3-6 mL up to 3 times per day.

Some herbal tinctures can have a strong flavor on their own. Adding your tincture to a glass of 6-8oz of water is one easy way to help, should you wish to dilute the flavor.  

Recommended Usage:

It is important to remember that some bodies may react differently than others when using herbal products. Our recommended usage amounts are designed to be an average dosage only. If you have specific concerns about the usage amount or interaction with other medication, please consult with your doctor or health care practitioner prior to using our products.


We recommend consulting with your practitioner if you are pregnant, or plan to become pregnant, or if you are using any other medications.
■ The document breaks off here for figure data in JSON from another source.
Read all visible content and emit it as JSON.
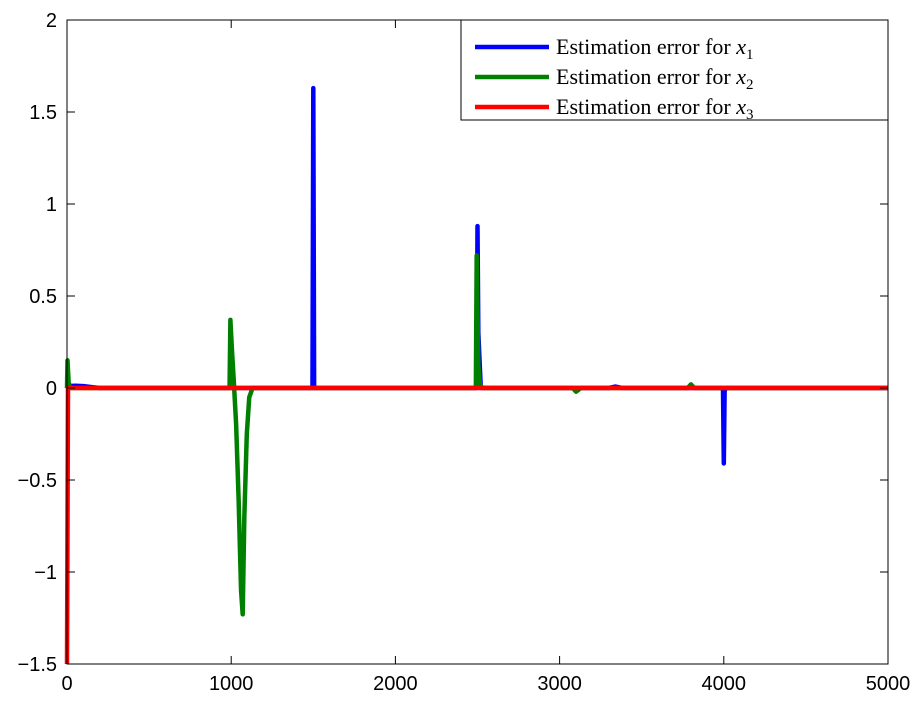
{
  "chart_data": {
    "type": "line",
    "title": "",
    "xlabel": "",
    "ylabel": "",
    "xlim": [
      0,
      5000
    ],
    "ylim": [
      -1.5,
      2
    ],
    "xticks": [
      0,
      1000,
      2000,
      3000,
      4000,
      5000
    ],
    "xtick_labels": [
      "0",
      "1000",
      "2000",
      "3000",
      "4000",
      "5000"
    ],
    "yticks": [
      -1.5,
      -1,
      -0.5,
      0,
      0.5,
      1,
      1.5,
      2
    ],
    "ytick_labels": [
      "−1.5",
      "−1",
      "−0.5",
      "0",
      "0.5",
      "1",
      "1.5",
      "2"
    ],
    "grid": false,
    "legend_position": "top-right",
    "legend_prefix": "Estimation error for ",
    "series": [
      {
        "name": "Estimation error for x1",
        "var": "x",
        "sub": "1",
        "color": "#0000ff",
        "points": [
          [
            0,
            0
          ],
          [
            5,
            0.01
          ],
          [
            50,
            0.012
          ],
          [
            100,
            0.01
          ],
          [
            150,
            0.005
          ],
          [
            200,
            0
          ],
          [
            1495,
            0
          ],
          [
            1500,
            1.63
          ],
          [
            1505,
            0
          ],
          [
            1550,
            0
          ],
          [
            2495,
            0
          ],
          [
            2500,
            0.88
          ],
          [
            2505,
            0.3
          ],
          [
            2520,
            0
          ],
          [
            2600,
            0
          ],
          [
            3300,
            0
          ],
          [
            3340,
            0.008
          ],
          [
            3380,
            0
          ],
          [
            3995,
            0
          ],
          [
            4000,
            -0.41
          ],
          [
            4005,
            -0.02
          ],
          [
            4010,
            0
          ],
          [
            5000,
            0
          ]
        ]
      },
      {
        "name": "Estimation error for x2",
        "var": "x",
        "sub": "2",
        "color": "#008000",
        "points": [
          [
            0,
            0
          ],
          [
            3,
            0.15
          ],
          [
            10,
            0.03
          ],
          [
            20,
            0
          ],
          [
            990,
            0
          ],
          [
            995,
            0.37
          ],
          [
            1005,
            0.2
          ],
          [
            1015,
            0.05
          ],
          [
            1030,
            -0.2
          ],
          [
            1045,
            -0.6
          ],
          [
            1060,
            -1.1
          ],
          [
            1070,
            -1.23
          ],
          [
            1080,
            -0.7
          ],
          [
            1095,
            -0.25
          ],
          [
            1110,
            -0.05
          ],
          [
            1130,
            0
          ],
          [
            2490,
            0
          ],
          [
            2495,
            0.72
          ],
          [
            2505,
            0.12
          ],
          [
            2515,
            0.02
          ],
          [
            2530,
            0
          ],
          [
            3080,
            0
          ],
          [
            3100,
            -0.02
          ],
          [
            3130,
            0
          ],
          [
            3780,
            0
          ],
          [
            3800,
            0.02
          ],
          [
            3820,
            0
          ],
          [
            5000,
            0
          ]
        ]
      },
      {
        "name": "Estimation error for x3",
        "var": "x",
        "sub": "3",
        "color": "#ff0000",
        "points": [
          [
            0,
            -1.5
          ],
          [
            6,
            0
          ],
          [
            5000,
            0
          ]
        ]
      }
    ]
  }
}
May cause drowsiness, and should not be taken with other sleep-aid medications.


  1. Herbal Medicine: Expanded Commission E. (n.d.). Retrieved from http://cms.herbalgram.org/expandedE/Passionflowerherb.html 
  2. Brill, S. and E. Dean. 1994. Identifying and Harvesting Edible and Medicinal Plants in Wild (and Not So Wild) Places. New York: Hearst Books. 105106.
  3. Passiflora. (n.d.). www.henriettes-herb.com/eclectic/kings/passiflora.html 
  4. Conduit, R., Ngan, A. (August 25, 2011). A double-blind, placebo-controlled investigation of the effects of Passiflora incarnata (passionflower) herbal tea on subjective sleep quality. www.ncbi.nlm.nih.gov/pubmed/21294203 
  5. Akhondzadeh, S., Khani, M., Naghavi, HR., Shayeganpour, A. (October 26, 2001). Passionflower in the treatment of generalized anxiety: a pilot double-blind randomized controlled trial with oxazepam. www.ncbi.nlm.nih.gov/pubmed/11679026

For educational purposes only. This information has not been evaluated by the Food and Drug Administration. This information is not intended to diagnose, treat, cure, or prevent any disease.